The first inkling of trouble came in January 2007, when a cave explorer spotted an unusual number of bat carcasses around the mouth of a cave in the hills west of Albany. Within a month, people in the area were calling in with reports of bats flying outside in the middle of the day.

"We didn't know anything other than bats were coming out and they were just dying on the landscape," Hicks said. "They were crashing into snow banks, crawling into wood piles and dying."

By winter's end, 8,000 to 11,000 bats were presumed dead in the four caves. The mystery affliction has spread much farther this winter.
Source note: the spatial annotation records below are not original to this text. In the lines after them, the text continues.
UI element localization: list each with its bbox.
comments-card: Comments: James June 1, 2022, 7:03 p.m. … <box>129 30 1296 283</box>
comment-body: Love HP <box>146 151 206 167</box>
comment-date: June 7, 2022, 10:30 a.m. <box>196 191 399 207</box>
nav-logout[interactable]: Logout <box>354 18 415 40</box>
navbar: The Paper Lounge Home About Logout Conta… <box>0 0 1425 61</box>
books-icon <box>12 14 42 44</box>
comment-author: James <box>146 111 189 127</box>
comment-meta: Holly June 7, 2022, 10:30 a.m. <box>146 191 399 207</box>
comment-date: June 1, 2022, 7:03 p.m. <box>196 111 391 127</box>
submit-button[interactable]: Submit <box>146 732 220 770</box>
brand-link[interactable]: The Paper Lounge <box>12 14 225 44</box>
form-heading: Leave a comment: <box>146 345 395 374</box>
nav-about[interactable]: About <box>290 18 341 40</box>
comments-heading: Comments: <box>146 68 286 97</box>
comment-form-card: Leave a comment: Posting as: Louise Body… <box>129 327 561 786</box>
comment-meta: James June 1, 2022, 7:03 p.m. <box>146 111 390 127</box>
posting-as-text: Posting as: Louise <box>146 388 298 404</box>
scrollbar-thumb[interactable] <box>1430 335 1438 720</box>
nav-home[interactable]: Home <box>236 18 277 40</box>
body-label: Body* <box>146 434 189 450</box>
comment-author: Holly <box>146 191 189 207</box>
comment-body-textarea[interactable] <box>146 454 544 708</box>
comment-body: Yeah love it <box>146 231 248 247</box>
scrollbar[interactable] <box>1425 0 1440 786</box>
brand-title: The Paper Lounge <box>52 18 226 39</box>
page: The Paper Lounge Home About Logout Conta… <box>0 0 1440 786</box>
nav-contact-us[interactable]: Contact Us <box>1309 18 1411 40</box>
Death counts are not in yet for this winter since afflicted bats die slowly. But Hicks said there are 200,000 or more bats hibernating in caves where white nose has been detected.

Hicks recently led a team of scientists into an abandoned mine in this Hudson Valley town about 80 miles north of New York City. He directed his headlamp on a cluster of seven brown bats, smaller than mice, hanging high on the limestone wall. Four had the telltale white flecks on their muzzles.

He tapped one of the afflicted bats with a long stick, and it fell, already dead. Another groggily spread its papery wings on Hicks' gloved hand. The sickly bat was put into a cardboard takeout-soup container to be put to death and studied, since it was doomed anyway.

A group of Indiana bats, a federally protected endangered species, was spotted hanging lower down in the mine for cooler air, a common strategy for sick bats.

Hicks whispered grimly: "These guys are toast."